If you want, you can also select more than one group of biomarkers. For example, if you wanted to calculate both acoustic and speech biomarkers but not facial or movement ones, your command would look like this:

% bash process_dbm.sh 
--input_path=/Users/JohnWick/open_dbm/sample_data --output_path=/Users/JohnWick/Desktop
--dbm_group=’acoustic speech’

Transcription

If the data being processed contains speech, OpenDBM will transcribe that speech into text and calculate a number of measurements from the transcribed text (see Section 5.3 for all speech biomarker variables). However, the speech transcription itself is not saved. This is because it may not always be in the interest of the user to save the transcribed speech. In cases where the user is processing sensitive patient data that may contain Protected Health Information (PHI), the transcribed speech is still considered PHI and is subject to strict privacy regulations. Everything that is by default saved in the output folder is intentionally designed to not be PHI.

Now, if the user wants the transcribed text, they have the option to save it in the output folder. They can do this using the --tr parameter, and setting it to ‘on’, as shown below.

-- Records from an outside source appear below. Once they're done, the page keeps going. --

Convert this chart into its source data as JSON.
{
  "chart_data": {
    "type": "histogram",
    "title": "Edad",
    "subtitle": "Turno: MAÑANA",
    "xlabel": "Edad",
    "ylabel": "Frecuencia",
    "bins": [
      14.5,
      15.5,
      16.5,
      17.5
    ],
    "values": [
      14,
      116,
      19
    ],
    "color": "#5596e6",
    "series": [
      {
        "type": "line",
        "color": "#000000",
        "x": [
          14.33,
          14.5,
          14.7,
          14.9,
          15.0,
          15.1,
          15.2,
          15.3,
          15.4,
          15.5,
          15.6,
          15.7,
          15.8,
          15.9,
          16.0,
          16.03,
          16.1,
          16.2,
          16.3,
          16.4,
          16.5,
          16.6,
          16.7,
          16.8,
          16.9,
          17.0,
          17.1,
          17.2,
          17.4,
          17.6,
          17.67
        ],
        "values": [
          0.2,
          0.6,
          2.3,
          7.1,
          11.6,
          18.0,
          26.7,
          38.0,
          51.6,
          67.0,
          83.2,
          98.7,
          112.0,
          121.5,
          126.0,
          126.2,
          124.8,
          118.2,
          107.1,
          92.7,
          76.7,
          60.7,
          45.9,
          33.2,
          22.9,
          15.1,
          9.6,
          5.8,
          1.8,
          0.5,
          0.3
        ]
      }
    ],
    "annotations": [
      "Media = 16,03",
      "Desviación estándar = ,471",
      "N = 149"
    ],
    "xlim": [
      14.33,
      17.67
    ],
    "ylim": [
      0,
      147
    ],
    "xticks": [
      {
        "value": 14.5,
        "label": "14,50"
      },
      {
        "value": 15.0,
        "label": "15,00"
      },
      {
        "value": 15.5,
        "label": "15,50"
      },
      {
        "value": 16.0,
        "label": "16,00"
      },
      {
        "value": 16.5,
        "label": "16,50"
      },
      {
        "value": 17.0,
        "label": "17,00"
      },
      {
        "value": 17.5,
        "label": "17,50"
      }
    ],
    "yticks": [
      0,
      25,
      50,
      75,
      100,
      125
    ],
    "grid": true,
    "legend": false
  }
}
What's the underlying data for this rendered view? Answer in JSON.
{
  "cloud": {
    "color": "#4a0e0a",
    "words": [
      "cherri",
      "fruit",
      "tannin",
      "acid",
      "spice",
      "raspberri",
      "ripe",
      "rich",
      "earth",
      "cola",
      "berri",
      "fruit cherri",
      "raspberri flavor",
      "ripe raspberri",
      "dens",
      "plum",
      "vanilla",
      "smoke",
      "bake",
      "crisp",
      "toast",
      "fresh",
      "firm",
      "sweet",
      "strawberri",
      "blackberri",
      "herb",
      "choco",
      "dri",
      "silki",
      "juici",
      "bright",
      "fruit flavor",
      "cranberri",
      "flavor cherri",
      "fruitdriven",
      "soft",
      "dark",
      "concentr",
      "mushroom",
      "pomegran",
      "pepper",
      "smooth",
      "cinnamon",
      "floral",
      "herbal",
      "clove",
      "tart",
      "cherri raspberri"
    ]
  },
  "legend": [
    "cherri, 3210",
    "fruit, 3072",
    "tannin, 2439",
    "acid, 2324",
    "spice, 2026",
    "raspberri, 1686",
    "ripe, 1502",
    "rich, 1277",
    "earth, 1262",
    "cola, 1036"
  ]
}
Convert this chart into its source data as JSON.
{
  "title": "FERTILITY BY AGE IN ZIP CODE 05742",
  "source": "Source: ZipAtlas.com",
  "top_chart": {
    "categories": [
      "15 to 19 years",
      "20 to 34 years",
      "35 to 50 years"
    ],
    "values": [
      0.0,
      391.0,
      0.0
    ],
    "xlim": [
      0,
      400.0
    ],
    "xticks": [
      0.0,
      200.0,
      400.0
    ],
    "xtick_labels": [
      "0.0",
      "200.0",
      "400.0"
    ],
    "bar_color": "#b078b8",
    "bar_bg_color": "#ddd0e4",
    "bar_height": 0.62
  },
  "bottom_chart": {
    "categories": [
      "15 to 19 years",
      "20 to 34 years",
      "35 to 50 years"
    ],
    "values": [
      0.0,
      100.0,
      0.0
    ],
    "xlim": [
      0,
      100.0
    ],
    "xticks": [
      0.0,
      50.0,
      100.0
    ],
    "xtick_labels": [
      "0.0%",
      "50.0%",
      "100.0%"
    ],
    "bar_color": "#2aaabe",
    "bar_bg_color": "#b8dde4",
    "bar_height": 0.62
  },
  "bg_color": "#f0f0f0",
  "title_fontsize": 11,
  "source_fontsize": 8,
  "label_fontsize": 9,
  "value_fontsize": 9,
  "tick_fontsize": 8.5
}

When they do this, the transcribed text is saved in the output folder as described in Section 4.2.2.

We only advise that the user do this if the data output is being stored in a location where PHI data can be stored, and that the data output folder will never find its way to a place where PHI data can not be stored. I am not your lawyer, nor am I liable for the wrath of HIPAA and GDPR coming down upon you, but please know that transcribed speech is indeed considered PHI, and you do need to make sure you are following all regulations and have full patient consent for it.

% bash process_dbm.sh --input_path=/Users/JohnWick/open_dbm/sample_data --output_path=/Users/JohnWick/Desktop 
--dbm_group=’acoustic speech’
--tr=on

Note: The ‘on’ in the --tr parameter does not require quotation marks. Why? VJ was lazy.

And that’s it! By executing the bash process_dbm.sh command as described in this chapter, you can process data and calculate digital biomarkers. Section 3.2 repeats all this information for folks on Windows. You can skip to Chapter 4, which details how the data output is structured.